Solutions that use multimodal delivery systems becoming a necessity


According to a new report from IHS, providers of mass notification systems software are beginning to embrace to new methods for delivering alerts beyond text messages.

Traditionally, IHS said that MNS software has use short message service (SMS) as the sole means for sending out warnings to recipients. However, SMS can be compromised during large-scale emergencies and MNS vendors are now looking into how they can push notification and apps to smartphones which have become more ubiquitous in recent years.

“The reliability of traditional telephone networks has always been a hit-or-miss proposition in the event of an emergency,” Omar Talpur, security, fire and access control analyst at IHS said in a statement. “In the case of a major event, such as the Boston Marathon bombing, a city’s entire telephone network can go down. For organizations that solely rely on SMS text messages to send MNS messages, such an emergency would have prevented warnings from being received. However, if those organizations could push warnings out to smartphones, many of the MNS alerts could still have been communicated.”

Since 2009, MNS push notifications have been made available through smartphone apps that provide users with the ability to message over Wi-Fi, eliminating the need for traditional phone networks to be operative.

While push notifications have a clear benefit, as highlighted with Boston Marathon bombing, the effectiveness of this approach depends upon the level of adoption of smartphones by end users. However, this is becoming less of an issue with an increasing number of people moving to smartphones. At the same time, push notifications would be supplementary to the existing SMS system that is in place with full replacement unlikely to occur.

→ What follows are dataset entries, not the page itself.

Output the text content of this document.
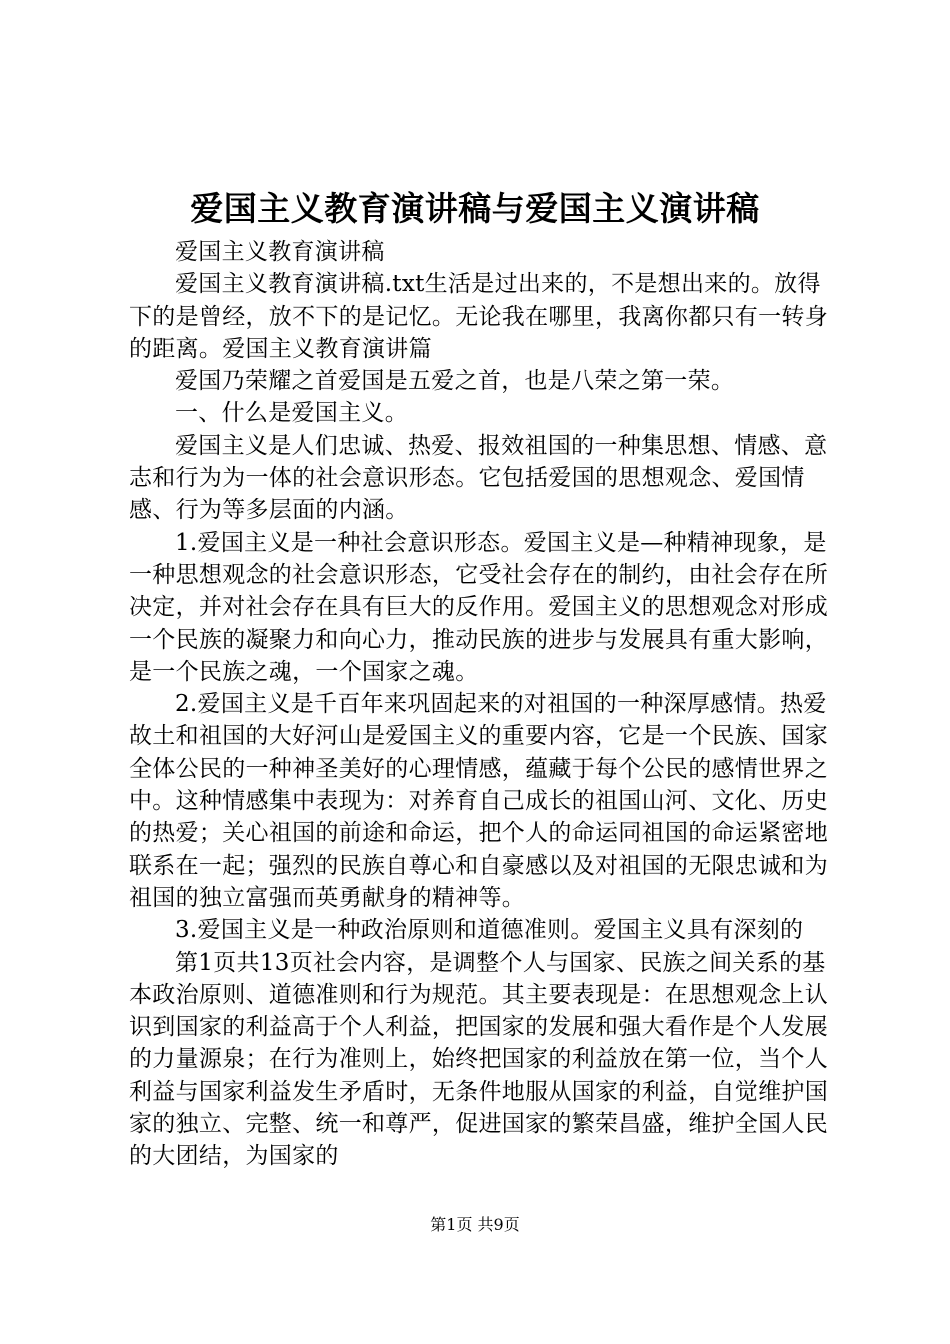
爱国主义教育演讲稿与爱国主义演讲稿

爱国主义教育演讲稿

爱国主义教育演讲稿.txt生活是过出来的，不是想出来的。放得下的是曾经，放不下的是记忆。无论我在哪里，我离你都只有一转身的距离。爱国主义教育演讲篇

爱国乃荣耀之首爱国是五爱之首，也是八荣之第一荣。

一、什么是爱国主义。

爱国主义是人们忠诚、热爱、报效祖国的一种集思想、情感、意志和行为为一体的社会意识形态。它包括爱国的思想观念、爱国情感、行为等多层面的内涵。

1.爱国主义是一种社会意识形态。爱国主义是—种精神现象，是一种思想观念的社会意识形态，它受社会存在的制约，由社会存在所决定，并对社会存在具有巨大的反作用。爱国主义的思想观念对形成一个民族的凝聚力和向心力，推动民族的进步与发展具有重大影响，是一个民族之魂，一个国家之魂。

2.爱国主义是千百年来巩固起来的对祖国的一种深厚感情。热爱故土和祖国的大好河山是爱国主义的重要内容，它是一个民族、国家全体公民的一种神圣美好的心理情感，蕴藏于每个公民的感情世界之中。这种情感集中表现为：对养育自己成长的祖国山河、文化、历史的热爱；关心祖国的前途和命运，把个人的命运同祖国的命运紧密地联系在一起；强烈的民族自尊心和自豪感以及对祖国的无限忠诚和为祖国的独立富强而英勇献身的精神等。

3.爱国主义是一种政治原则和道德准则。爱国主义具有深刻的

第1页共13页社会内容，是调整个人与国家、民族之间关系的基本政治原则、道德准则和行为规范。其主要表现是：在思想观念上认识到国家的利益高于个人利益，把国家的发展和强大看作是个人发展的力量源泉；在行为准则上，始终把国家的利益放在第一位，当个人利益与国家利益发生矛盾时，无条件地服从国家的利益，自觉维护国家的独立、完整、统一和尊严，促进国家的繁荣昌盛，维护全国人民的大团结，为国家的

第1页 共9页
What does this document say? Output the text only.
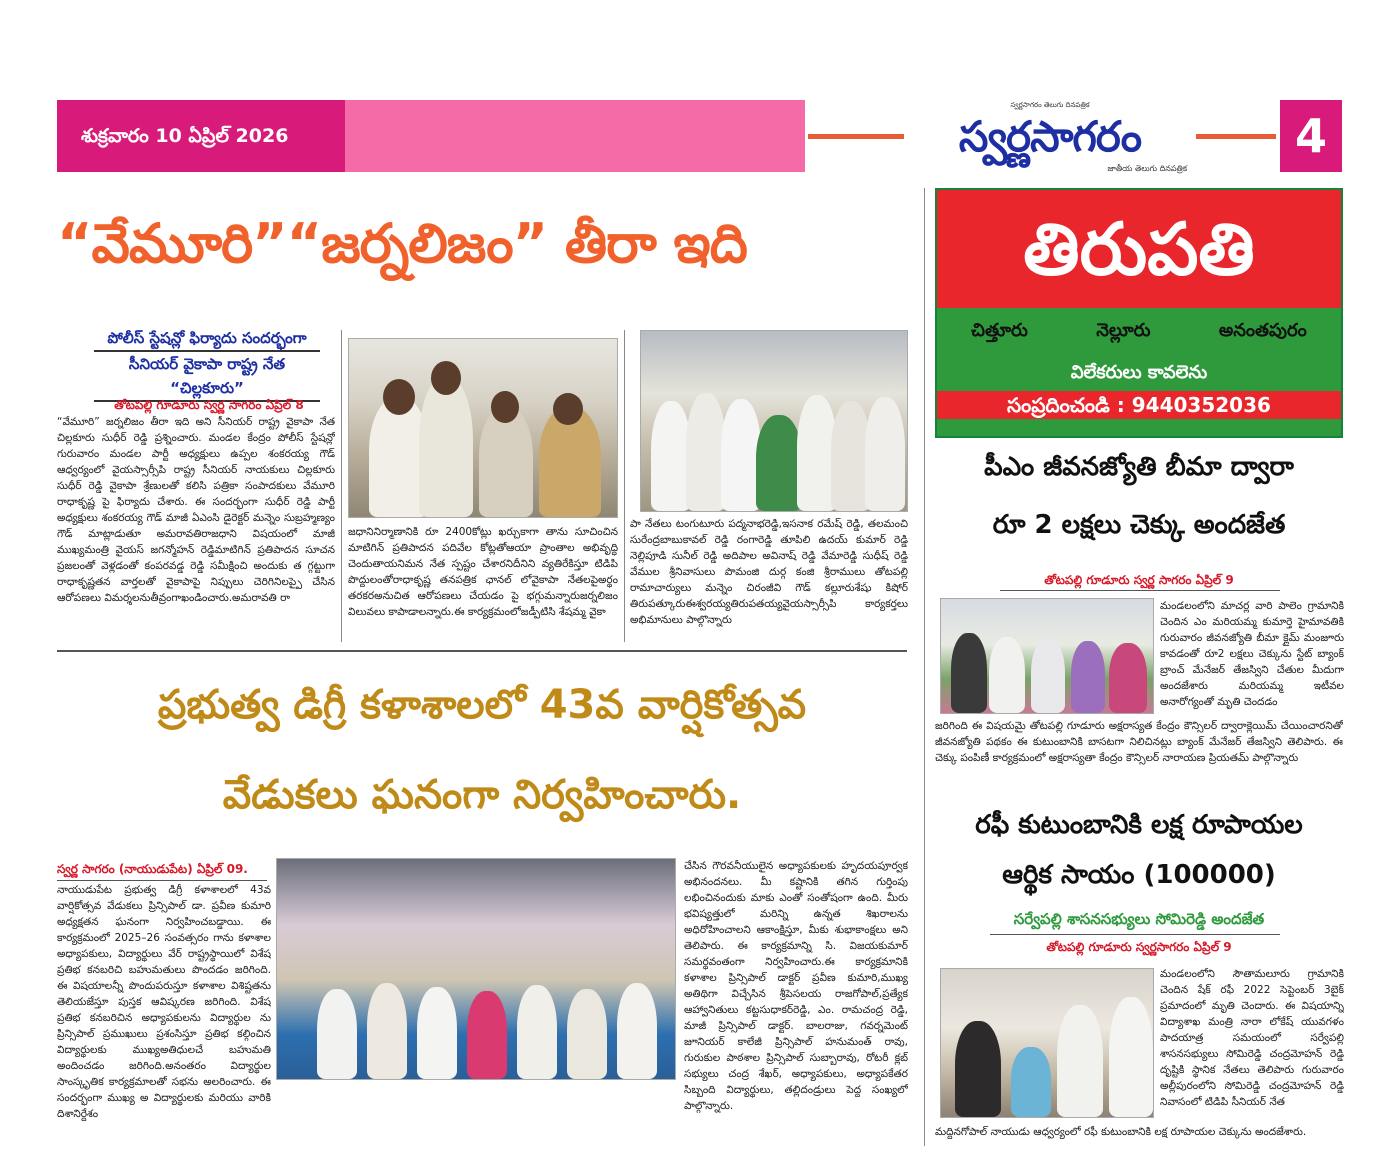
శుక్రవారం 10 ఏప్రిల్ 2026
స్వర్ణసాగరం తెలుగు దినపత్రిక
స్వర్ణసాగరం
జాతీయ తెలుగు దినపత్రిక
4
“వేమూరి”“జర్నలిజం” తీరా ఇది
పోలీస్ స్టేషన్లో ఫిర్యాదు సందర్భంగా
సీనియర్ వైకాపా రాష్ట్ర నేత “చిల్లకూరు”
తోటపల్లి గూడూరు స్వర్ణ సాగరం ఏప్రిల్ 8
“వేమూరి” జర్నలిజం తీరా ఇది అని సీనియర్ రాష్ట్ర వైకాపా నేత చిల్లకూరు సుధీర్ రెడ్డి ప్రశ్నించారు. మండల కేంద్రం పోలీస్ స్టేషన్లో గురువారం మండల పార్టీ అధ్యక్షులు ఉప్పల శంకరయ్య గౌడ్ ఆధ్వర్యంలో వైయస్సార్సీపి రాష్ట్ర సీనియర్ నాయకులు చిల్లకూరు సుధీర్ రెడ్డి వైకాపా శ్రేణులతో కలిసి పత్రికా సంపాదకులు వేమూరి రాధాకృష్ణ పై ఫిర్యాదు చేశారు. ఈ సందర్భంగా సుధీర్ రెడ్డి పార్టీ అధ్యక్షులు శంకరయ్య గౌడ్ మాజీ ఏఎంసి డైరెక్టర్ మన్నెం సుబ్రహ్మణ్యం గౌడ్ మాట్లాడుతూ అమరావతిరాజధాని విషయంలో మాజీ ముఖ్యమంత్రి వైయస్ జగన్మోహన్ రెడ్డిమాటిగిన్ ప్రతిపాదన సూచన ప్రజలంతో వెళ్లడంతో కంపరవడ్డ రెడ్డి సమీక్షించి అందుకు త గ్గట్టుగా రాధాకృష్ణతన వార్తలతో వైకాపాపై నిప్పులు చెరిగినిలప్పై చేసిన ఆరోపణలు విమర్శలనుతీవ్రంగాఖండించారు.అమరావతి రా
జధానినిర్మాణానికి రూ 2400కోట్లు ఖర్చుకాగా తాను సూచించిన మాటిగిన్ ప్రతిపాదన పదివేల కోట్లతోఆయా ప్రాంతాల అభివృద్ధి చెందుతాయనిమన నేత స్పష్టం చేశారనిదీనిని వ్యతిరేకిస్తూ టిడిపి పొద్దులంతోరాధాకృష్ణ తనపత్రిక ఛానల్ లోవైకాపా నేతలపైఅర్థం తరకరఅనుచిత ఆరోపణలు చేయడం పై భగ్గుమన్నారుజర్నలిజం విలువలు కాపాడాలన్నారు.ఈ కార్యక్రమంలోజడ్పీటిసి శేషమ్మ వైకా
పా నేతలు టంగుటూరు పద్మనాభరెడ్డి,ఇసనాక రమేష్ రెడ్డి, తలమంచి సురేంద్రబాబుకావల్ రెడ్డి రంగారెడ్డి తూపిలి ఉదయ్ కుమార్ రెడ్డి నెల్లిపూడి సునీల్ రెడ్డి అదిపాల అవినాష్ రెడ్డి వేమారెడ్డి సుధీష్ రెడ్డి వేముల శ్రీనివాసులు పొమంజి దుర్గ కంజి శ్రీరాములు తోటపల్లి రామాచార్యులు మన్నెం చిరంజీవి గౌడ్ కల్లూరుశేషు కిషోర్ తిరుపత్కూరుఈశ్వరయ్యతిరుపతయ్యవైయస్సార్సీపి కార్యకర్తలు అభిమానులు పాల్గొన్నారు
తిరుపతి
చిత్తూరు	నెల్లూరు	అనంతపురం
విలేకరులు కావలెను
సంప్రదించండి : 9440352036
పీఎం జీవనజ్యోతి బీమా ద్వారా
రూ 2 లక్షలు చెక్కు అందజేత
తోటపల్లి గూడూరు స్వర్ణ సాగరం ఏప్రిల్ 9
మండలంలోని మాచర్ల వారి పాలెం గ్రామానికి చెందిన ఎం మరియమ్మ కుమార్తె హైమావతికి గురువారం జీవనజ్యోతి బీమా క్లైమ్ మంజూరు కావడంతో రూ2 లక్షలు చెక్కును స్టేట్ బ్యాంక్ బ్రాంచ్ మేనేజర్ తేజస్విని చేతుల మీదుగా అందజేశారు మరియమ్మ ఇటీవల అనారోగ్యంతో మృతి చెందడం
జరిగింది ఈ విషయమై తోటపల్లి గూడూరు అక్షరాస్యత కేంద్రం కౌన్సిలర్ ద్వారాక్లెయిమ్ చేయించారనితో జీవనజ్యోతి పథకం ఈ కుటుంబానికి బాసటగా నిలిచినట్లు బ్యాంక్ మేనేజర్ తేజస్విని తెలిపారు. ఈ చెక్కు పంపిణీ కార్యక్రమంలో అక్షరాస్యతా కేంద్రం కౌన్సిలర్ నారాయణ ప్రియతమ్ పాల్గొన్నారు
ప్రభుత్వ డిగ్రీ కళాశాలలో 43వ వార్షికోత్సవ
వేడుకలు ఘనంగా నిర్వహించారు.
స్వర్ణ సాగరం (నాయుడుపేట) ఏప్రిల్ 09.
నాయుడుపేట ప్రభుత్వ డిగ్రీ కళాశాలలో 43వ వార్షికోత్సవ వేడుకలు ప్రిన్సిపాల్ డా. ప్రవీణ కుమారి అధ్యక్షతన ఘనంగా నిర్వహించబడ్డాయి. ఈ కార్యక్రమంలో 2025–26 సంవత్సరం గాను కళాశాల అధ్యాపకులు, విద్యార్థులు వేర్ రాష్ట్రస్థాయిలో విశేష ప్రతిభ కనబరిచి బహుమతులు పొందడం జరిగింది. ఈ విషయాలన్నీ పొందుపరుస్తూ కళాశాల విశిష్టతను తెలియజేస్తూ పుస్తక ఆవిష్కరణ జరిగింది. విశేష ప్రతిభ కనబరిచిన అధ్యాపకులను విద్యార్థుల ను ప్రిన్సిపాల్ ప్రముఖులు ప్రశంసిస్తూ ప్రతిభ కల్గించిన విద్యార్థులకు ముఖ్యఅతిధులచే బహుమతి అందించడం జరిగింది.అనంతరం విద్యార్థుల సాంస్కృతిక కార్యక్రమాలతో సభను అలరించారు. ఈ సందర్భంగా ముఖ్య అ విద్యార్థులకు మరియు వారికి దిశానిర్దేశం
చేసిన గౌరవనీయులైన అధ్యాపకులకు హృదయపూర్వక అభినందనలు. మీ కష్టానికి తగిన గుర్తింపు లభించినందుకు మాకు ఎంతో సంతోషంగా ఉంది. మీరు భవిష్యత్తులో మరిన్ని ఉన్నత శిఖరాలను అధిరోహించాలని ఆకాంక్షిస్తూ, మీకు శుభాకాంక్షలు అని తెలిపారు. ఈ కార్యక్రమాన్ని సి. విజయకుమార్ సమర్థవంతంగా నిర్వహించారు.ఈ కార్యక్రమానికి కళాశాల ప్రిన్సిపాల్ డాక్టర్ ప్రవీణ కుమారి,ముఖ్య అతిథిగా విచ్చేసిన శ్రీపెసలయ రాజగోపాల్,ప్రత్యేక ఆహ్వానితులు కట్టసుధాకర్‌రెడ్డి, ఎం. రామచంద్ర రెడ్డి, మాజీ ప్రిన్సిపాల్ డాక్టర్. బాలరాజు, గవర్నమెంట్ జూనియర్ కాలేజీ ప్రిన్సిపాల్ హనుమంత్ రావు, గురుకుల పాఠశాల ప్రిన్సిపాల్ సుబ్బారావు, రోటరీ క్లబ్ సభ్యులు చంద్ర శేఖర్, అధ్యాపకులు, అధ్యాపకేతర సిబ్బంది విద్యార్థులు, తల్లిదండ్రులు పెద్ద సంఖ్యలో పాల్గొన్నారు.
రఫీ కుటుంబానికి లక్ష రూపాయల
ఆర్థిక సాయం (100000)
సర్వేపల్లి శాసనసభ్యులు సోమిరెడ్డి అందజేత
తోటపల్లి గూడూరు స్వర్ణసాగరం ఏప్రిల్ 9
మండలంలోని సౌతామలూరు గ్రామానికి చెందిన షేక్ రఫీ 2022 సెప్టెంబర్ 3బైక్ ప్రమాదంలో మృతి చెందారు. ఈ విషయాన్ని విద్యాశాఖ మంత్రి నారా లోకేష్ యువగళం పాదయాత్ర సమయంలో సర్వేపల్లి శాసనసభ్యులు సోమిరెడ్డి చంద్రమోహన్ రెడ్డి దృష్టికి స్థానిక నేతలు తెలిపారు గురువారం అల్లీపురంలోని సోమిరెడ్డి చంద్రమోహన్ రెడ్డి నివాసంలో టిడిపి సీనియర్ నేత
మద్దినగోపాల్ నాయుడు ఆధ్వర్యంలో రఫీ కుటుంబానికి లక్ష రూపాయల చెక్కును అందజేశారు.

“Multimodal systems that use various means of communication to end users are becoming a necessity to ensure that individuals are kept well-informed during emergency situations,” Talpur added. “SMS will continue to represent a part of an MNS. But as new technologies emerge, its influence on the overall MNS is expected to diminish. To keep up with the market, suppliers who have focused solely on SMS communications will need to invest in other technologies, or run the risk of being left behind in a very lucrative market.”